The prime minister said Khan — freed halfway through a 16-year jail sentence — was on the streets because of laws introduced by a ‘leftie government’.
And he said the Ministry of Justice was now reviewing the licence conditions of every convicted terrorist released from prison — which is ‘probably about 74’ people — to ‘make sure there is no threat’. Last night West Midlands Police said a man had been arrested in Stoke-on-Trent ‘following a review of the existing licence conditions of convicted terrorism offenders’.
Appearing on BBC One’s The Andrew Marr Show, Mr Johnson was pressed on cuts to prison and probation services and the rising level of assaults on staff.
He said: ‘That is why this new Conservative administration is putting £2.5billion into our prison service.’ Asked why it had not happened under successive Tory governments, including one in which he served as foreign secretary, he added: ‘I’m a new prime minister, we take a different approach.’ Mr Johnson said the early release of criminals who are as ‘dangerous’ as Khan was ‘repulsive’ and vowed to take steps to ensure it does not happen in the future.
But Jeremy Corbyn (above) said convicted terrorists should ‘not necessarily’ serve their full prison sentence, adding that it ‘depends on the circumstances’. In a speech in York, Mr Corbyn paid tribute to the emergency services who responded to the terror attack and said people have ‘a right to know from political leaders what steps they will take to ensure public safety’.

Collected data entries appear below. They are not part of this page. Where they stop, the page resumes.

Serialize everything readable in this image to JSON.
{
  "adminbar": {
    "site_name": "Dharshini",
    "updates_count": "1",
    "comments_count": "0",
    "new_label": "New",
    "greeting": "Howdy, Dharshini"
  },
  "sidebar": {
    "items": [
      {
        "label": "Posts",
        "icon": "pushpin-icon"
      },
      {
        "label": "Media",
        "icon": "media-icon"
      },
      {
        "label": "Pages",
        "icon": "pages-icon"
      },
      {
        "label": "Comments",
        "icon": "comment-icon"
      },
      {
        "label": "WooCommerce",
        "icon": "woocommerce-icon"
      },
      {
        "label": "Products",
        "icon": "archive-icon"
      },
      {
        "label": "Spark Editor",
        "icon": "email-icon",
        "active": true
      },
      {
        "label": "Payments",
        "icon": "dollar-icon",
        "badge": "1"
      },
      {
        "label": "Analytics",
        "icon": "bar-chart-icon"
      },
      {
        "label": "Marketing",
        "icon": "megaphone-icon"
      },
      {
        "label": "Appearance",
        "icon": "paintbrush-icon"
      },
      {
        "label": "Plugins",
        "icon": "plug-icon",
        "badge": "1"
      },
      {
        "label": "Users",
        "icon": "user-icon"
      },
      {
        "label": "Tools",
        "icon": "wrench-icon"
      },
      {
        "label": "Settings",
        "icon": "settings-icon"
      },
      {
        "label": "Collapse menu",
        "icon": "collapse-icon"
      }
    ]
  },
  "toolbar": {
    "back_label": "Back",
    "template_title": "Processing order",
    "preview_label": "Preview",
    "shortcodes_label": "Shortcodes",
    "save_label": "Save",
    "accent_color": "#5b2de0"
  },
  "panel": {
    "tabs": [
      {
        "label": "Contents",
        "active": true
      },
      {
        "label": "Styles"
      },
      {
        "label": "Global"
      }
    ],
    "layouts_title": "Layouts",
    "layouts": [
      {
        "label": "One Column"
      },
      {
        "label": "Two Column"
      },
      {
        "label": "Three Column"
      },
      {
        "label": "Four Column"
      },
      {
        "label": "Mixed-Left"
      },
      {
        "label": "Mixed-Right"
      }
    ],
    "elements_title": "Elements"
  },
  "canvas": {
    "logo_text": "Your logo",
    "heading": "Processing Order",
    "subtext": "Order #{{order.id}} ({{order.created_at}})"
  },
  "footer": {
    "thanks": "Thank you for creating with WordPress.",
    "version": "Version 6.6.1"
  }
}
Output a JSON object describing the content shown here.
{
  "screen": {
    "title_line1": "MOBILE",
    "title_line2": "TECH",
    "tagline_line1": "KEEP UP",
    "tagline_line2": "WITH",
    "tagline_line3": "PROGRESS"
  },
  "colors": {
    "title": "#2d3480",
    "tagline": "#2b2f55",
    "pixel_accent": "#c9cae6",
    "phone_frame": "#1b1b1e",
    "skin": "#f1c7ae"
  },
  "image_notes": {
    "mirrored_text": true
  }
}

He said: ‘I will always do whatever is necessary and effective to keep our people safe. The police who put themselves on the line to protect us will have the authority to use whatever force is necessary to save lives.
‘If police believe an attacker is wearing a suicide vest, then they are right to take the action that they do and did.’

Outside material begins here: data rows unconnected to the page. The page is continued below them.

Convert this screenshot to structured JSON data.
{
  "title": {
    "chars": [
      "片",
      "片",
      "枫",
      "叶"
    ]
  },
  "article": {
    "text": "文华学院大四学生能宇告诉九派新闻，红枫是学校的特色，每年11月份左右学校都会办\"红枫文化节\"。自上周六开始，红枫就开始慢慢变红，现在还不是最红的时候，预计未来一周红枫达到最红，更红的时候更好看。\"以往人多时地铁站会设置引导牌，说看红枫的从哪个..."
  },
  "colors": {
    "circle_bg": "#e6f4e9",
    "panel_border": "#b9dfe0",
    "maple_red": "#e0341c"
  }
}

The two leaders spoke out after David Merritt said the death of his son Jack, who was killed by Khan, must not be used as a ‘pretext for more draconian sentences or for detaining people unnecessarily’. Foreign secretary Dominic Raab insisted ‘no one wants to see the politicisation of this’. But on Sky News’ Sophy Ridge On Sunday, Liberal Democrat Sir Ed Davey said Mr Johnson ‘seems to be politicising this at a time when we really should be thinking about the families’.

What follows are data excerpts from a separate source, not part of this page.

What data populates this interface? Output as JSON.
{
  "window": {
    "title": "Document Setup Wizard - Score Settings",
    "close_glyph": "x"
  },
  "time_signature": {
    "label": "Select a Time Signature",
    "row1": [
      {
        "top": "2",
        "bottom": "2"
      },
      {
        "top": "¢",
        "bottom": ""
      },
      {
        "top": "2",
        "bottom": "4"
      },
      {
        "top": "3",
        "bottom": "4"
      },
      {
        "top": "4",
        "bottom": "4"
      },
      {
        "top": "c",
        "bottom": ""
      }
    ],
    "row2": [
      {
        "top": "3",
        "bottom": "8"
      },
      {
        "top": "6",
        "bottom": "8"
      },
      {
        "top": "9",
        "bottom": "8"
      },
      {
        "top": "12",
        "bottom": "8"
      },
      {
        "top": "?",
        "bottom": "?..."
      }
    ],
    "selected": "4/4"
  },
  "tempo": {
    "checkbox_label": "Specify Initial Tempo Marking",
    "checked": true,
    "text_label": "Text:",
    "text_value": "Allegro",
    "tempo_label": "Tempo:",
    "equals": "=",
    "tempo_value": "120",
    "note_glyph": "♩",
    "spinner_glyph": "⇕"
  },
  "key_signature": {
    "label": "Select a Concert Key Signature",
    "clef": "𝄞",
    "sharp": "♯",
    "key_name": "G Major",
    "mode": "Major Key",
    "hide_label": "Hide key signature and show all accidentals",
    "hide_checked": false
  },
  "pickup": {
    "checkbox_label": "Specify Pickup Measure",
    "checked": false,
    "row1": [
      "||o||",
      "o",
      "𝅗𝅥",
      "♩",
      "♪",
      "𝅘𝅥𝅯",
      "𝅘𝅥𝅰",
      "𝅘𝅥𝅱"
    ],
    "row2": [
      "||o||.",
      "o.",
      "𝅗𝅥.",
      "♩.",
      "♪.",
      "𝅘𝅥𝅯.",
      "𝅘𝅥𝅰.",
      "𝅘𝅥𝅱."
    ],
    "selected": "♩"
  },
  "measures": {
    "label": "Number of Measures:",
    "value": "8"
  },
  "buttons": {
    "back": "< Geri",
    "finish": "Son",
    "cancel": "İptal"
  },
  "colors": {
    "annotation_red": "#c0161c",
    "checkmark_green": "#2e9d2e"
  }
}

■ THE prime minister has again swerved committing to a grilling by Andrew Neil — despite claiming he was ‘perfectly happy to be interviewed by any interviewer called Andrew from the BBC’. Mr Johnson has come under pressure to agree a half-hour interview with the presenter, who subjected the SNP’s Nicola Sturgeon and Labour’s Jeremy Corbyn to intense questioning last week.